We don't tend to wonder about or feel into those thoughts we simply take for granted.
And the benefit and the cost of this is we don't have to think about our pattern thinking.
It's like driving on the familiar streets of my neighborhood.
The roads are just there and driving on them is unthought.
Requires no thought for me.
And whatever is very well known and understood becomes a fixed pattern in us,
Kind of like a default setting in our mind.
So it's always running,
For better and for worse,
In the background of our subconscious minds.

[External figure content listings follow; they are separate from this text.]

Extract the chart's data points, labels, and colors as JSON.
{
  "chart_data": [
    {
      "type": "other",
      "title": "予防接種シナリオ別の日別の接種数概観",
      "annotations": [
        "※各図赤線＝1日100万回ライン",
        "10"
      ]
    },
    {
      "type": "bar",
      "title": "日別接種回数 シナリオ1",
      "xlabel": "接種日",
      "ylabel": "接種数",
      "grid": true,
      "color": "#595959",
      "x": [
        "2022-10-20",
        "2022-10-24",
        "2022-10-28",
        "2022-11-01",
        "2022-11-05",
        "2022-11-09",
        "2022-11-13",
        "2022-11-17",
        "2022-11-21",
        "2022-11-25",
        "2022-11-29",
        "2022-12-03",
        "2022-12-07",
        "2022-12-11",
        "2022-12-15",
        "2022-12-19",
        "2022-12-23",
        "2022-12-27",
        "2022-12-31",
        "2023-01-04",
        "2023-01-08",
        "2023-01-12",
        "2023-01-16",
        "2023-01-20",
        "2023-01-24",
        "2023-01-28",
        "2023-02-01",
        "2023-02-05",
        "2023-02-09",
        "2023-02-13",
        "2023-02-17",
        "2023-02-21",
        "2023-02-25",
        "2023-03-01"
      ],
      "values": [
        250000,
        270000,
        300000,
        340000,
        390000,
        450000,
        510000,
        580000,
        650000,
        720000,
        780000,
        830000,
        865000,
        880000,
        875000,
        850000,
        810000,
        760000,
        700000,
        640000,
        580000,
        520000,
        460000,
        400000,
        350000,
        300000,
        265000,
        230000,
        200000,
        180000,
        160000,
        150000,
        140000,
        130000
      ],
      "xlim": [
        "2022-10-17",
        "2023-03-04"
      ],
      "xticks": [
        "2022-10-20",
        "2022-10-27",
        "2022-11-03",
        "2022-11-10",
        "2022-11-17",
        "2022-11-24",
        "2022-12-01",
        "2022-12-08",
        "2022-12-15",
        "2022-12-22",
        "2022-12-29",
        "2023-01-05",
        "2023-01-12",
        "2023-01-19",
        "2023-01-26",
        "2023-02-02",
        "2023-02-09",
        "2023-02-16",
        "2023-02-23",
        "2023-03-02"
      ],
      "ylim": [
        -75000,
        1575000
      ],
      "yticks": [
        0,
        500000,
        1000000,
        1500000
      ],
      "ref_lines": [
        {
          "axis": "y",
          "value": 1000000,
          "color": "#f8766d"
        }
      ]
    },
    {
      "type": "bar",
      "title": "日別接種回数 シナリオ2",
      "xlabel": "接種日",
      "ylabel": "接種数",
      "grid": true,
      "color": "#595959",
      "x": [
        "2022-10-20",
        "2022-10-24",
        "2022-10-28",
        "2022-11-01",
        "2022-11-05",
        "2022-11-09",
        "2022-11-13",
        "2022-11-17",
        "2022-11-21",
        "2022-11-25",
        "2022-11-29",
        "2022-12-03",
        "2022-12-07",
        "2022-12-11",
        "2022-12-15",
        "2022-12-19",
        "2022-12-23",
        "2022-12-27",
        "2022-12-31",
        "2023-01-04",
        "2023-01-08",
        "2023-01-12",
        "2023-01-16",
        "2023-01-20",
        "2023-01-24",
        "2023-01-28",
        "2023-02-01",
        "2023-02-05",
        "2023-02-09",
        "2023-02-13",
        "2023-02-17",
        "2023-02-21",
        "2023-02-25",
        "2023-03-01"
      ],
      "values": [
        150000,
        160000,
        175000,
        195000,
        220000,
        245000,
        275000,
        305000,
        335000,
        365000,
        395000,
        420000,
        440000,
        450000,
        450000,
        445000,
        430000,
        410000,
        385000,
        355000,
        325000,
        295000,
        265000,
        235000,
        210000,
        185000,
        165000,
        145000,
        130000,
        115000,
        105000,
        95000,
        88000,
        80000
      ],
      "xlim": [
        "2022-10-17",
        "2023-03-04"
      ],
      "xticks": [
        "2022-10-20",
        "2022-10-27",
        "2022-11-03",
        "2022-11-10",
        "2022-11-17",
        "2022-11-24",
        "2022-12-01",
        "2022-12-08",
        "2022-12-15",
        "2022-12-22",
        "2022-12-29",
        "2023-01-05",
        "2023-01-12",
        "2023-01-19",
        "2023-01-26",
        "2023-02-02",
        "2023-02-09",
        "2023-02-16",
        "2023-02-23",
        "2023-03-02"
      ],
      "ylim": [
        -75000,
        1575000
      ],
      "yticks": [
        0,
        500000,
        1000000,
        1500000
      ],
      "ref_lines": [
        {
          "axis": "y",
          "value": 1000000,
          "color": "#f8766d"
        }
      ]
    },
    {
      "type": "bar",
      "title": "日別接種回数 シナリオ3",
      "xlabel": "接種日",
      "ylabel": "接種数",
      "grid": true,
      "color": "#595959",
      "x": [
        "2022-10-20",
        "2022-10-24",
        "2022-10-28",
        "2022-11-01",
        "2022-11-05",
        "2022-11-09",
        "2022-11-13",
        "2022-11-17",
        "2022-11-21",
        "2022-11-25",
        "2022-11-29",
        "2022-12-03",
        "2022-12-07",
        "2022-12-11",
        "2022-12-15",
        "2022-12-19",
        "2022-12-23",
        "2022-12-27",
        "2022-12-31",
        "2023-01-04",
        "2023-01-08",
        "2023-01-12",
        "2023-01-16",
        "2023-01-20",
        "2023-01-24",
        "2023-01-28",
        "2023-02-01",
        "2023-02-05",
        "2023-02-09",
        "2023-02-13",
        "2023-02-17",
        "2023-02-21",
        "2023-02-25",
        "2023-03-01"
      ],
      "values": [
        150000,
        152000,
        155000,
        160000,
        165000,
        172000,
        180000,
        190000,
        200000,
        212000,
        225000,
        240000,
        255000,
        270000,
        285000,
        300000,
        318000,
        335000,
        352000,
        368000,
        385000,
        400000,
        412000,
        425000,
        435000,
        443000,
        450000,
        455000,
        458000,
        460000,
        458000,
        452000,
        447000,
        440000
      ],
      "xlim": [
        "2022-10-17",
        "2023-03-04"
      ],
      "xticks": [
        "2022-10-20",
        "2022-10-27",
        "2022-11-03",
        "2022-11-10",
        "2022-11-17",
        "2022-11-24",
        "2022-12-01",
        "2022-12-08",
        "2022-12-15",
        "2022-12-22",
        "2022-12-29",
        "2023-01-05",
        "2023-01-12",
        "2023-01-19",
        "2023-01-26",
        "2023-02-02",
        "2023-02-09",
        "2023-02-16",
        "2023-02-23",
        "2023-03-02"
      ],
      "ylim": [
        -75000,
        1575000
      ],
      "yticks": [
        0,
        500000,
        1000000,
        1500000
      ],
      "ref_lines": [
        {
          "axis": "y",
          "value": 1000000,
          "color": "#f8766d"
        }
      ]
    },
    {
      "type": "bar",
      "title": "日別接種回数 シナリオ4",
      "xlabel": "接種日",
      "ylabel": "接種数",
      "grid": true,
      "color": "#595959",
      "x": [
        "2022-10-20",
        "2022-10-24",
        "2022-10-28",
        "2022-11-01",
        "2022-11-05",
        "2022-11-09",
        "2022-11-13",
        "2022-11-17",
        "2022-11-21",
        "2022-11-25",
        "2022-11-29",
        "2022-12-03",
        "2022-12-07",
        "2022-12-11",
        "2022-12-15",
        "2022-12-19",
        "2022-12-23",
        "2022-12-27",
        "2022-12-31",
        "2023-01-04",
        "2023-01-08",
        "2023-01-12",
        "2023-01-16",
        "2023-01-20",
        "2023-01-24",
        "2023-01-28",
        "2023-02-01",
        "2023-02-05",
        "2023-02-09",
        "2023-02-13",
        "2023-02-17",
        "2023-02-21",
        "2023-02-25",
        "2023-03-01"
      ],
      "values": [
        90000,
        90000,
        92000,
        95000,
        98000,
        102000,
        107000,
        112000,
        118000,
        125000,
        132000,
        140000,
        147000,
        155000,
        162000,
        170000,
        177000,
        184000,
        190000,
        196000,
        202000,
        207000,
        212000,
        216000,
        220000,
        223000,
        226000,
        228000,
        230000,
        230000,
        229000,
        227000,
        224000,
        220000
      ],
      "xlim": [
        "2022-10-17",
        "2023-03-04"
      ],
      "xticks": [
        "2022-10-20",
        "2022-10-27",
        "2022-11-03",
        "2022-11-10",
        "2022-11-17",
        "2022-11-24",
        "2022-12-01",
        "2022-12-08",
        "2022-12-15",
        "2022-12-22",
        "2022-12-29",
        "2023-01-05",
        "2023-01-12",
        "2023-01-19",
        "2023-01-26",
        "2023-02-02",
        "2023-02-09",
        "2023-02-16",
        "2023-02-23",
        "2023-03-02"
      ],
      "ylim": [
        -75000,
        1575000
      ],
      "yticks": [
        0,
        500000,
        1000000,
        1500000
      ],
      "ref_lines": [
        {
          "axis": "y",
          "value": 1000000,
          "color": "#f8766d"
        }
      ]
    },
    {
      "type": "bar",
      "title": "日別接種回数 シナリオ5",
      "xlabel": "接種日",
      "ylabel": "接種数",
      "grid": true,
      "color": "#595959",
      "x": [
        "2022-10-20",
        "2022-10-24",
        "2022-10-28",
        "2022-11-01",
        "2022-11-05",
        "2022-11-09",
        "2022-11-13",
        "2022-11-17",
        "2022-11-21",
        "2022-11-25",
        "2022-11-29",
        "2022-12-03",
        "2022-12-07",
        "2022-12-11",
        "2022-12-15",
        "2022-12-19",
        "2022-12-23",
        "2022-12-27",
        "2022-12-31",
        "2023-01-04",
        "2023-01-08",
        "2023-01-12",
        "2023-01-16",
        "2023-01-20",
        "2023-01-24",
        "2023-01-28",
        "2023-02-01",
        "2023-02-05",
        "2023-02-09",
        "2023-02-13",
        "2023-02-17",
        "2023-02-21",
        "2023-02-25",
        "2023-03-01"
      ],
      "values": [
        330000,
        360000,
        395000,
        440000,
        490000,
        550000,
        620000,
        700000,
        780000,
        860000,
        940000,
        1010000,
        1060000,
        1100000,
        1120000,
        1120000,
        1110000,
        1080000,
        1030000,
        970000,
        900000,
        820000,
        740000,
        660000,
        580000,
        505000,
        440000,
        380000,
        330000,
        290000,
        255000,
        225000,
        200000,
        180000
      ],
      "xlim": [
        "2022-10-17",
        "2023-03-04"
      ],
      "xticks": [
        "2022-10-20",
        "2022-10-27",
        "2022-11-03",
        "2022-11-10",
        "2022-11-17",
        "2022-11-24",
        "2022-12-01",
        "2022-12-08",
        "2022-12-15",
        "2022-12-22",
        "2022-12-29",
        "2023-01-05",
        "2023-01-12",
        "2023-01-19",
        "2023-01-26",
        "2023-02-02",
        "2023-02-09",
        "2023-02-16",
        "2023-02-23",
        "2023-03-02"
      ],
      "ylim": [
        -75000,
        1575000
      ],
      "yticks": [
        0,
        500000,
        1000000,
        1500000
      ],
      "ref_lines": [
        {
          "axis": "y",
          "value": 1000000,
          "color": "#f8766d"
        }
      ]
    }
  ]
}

And we don't appreciate how much trouble our minds can make from these oversimplified expectations,
Assumptions about reality that we don't even think about anymore.
And of course,
When our minds are making this kind of familiar trouble,
The solutions we come up with in our minds actually become the real trouble.
I'll say that again,
When our minds are making familiar trouble,
The solutions we come up with in our minds sometimes are actually the real trouble because our solution-seeking minds will tend to have the same level of consciousness that started the trouble in the first place.
Questioning our habitual thinking can be really hard to see and do on our own because our thoughts just make so much sense to us.
This doesn't mean that our thinking necessarily works.
Our thoughts just feel right because they feel familiar.
We identify with them and we can easily understand them.
In fact,
Much of our thinking is created to protect us from the world around us and therefore is defensive in its functioning.
And our thoughts can serve to remove us from our experience of reality or to cope with our experience of reality rather than to accept our realities and learn to live with them and to live in reality.
So instead of simply engaging our habitual thinking,
Which requires no real effort on our part,
We're learning to practice letting go of what we tend to habitually think.
And instead,
We practice allowing our bodies to become resonators for us.
This is how we go deeper and get past the familiar trouble in our minds.
Our bodies can be felt as resonators.
They work like vibrating instruments,
Just like a bell that rings out when struck.
And whether or not we are aware of this,
Our bodies are always resonating.
We're always being impacted by what is happening around us.
However,
When we overthink,
We tend to constrict and contract in our bodies.
It's very difficult to hold a fixed thought in our minds without also having our bodies' musculature becoming fixed and tense as well.
For those of us with obsessive-compulsive tendencies,
It will be quite anxiety-producing for us to consider letting go of our thoughts and not at all relaxing to let go into a felt sense of our bodies,
At least not at first.
Have you noticed how surprisingly difficult it can be to let go of a thought?
Have you noticed how profound and unnerving it can be to simply let go into your body's felt sense of what is?
And if it feels quite difficult at first to let go,
Then we can think that it's harder than it really is and we don't tend to stay with the process.
And if it's easy to let go,
Sometimes we don't value it as it doesn't count to us or we just don't appreciate it.
Regardless,
If we could just keep shifting from the unfelt known of our current experiences into the felt sense of what is yet unknown,
What could that do for us?
What if you could practice suspending the familiar trouble of your mind's overriding judgments or suspicions or interrogations and remind yourself that what is making you anxious is most likely not at all about to happen and simply come back to the reality of your embodied sensations and your breath?
The minute we become aware once again of our body's basic grounding,
Practicing embodiment with the intent to drop deeper into the solid ground of our own being and into the ground of the earth,
And when we practice letting our breath gradually drop down into our pelvic bowl,
We can begin to feel and sense the quality of our own settled presence.
Once we are there and grounded and settled,
We can shift our awareness to others who may be with us,
To the presence of the room that we're in,
Or perhaps the presence of nature that surrounds us if we're outdoors,
And simply begin feeling into that and having an exchange with that.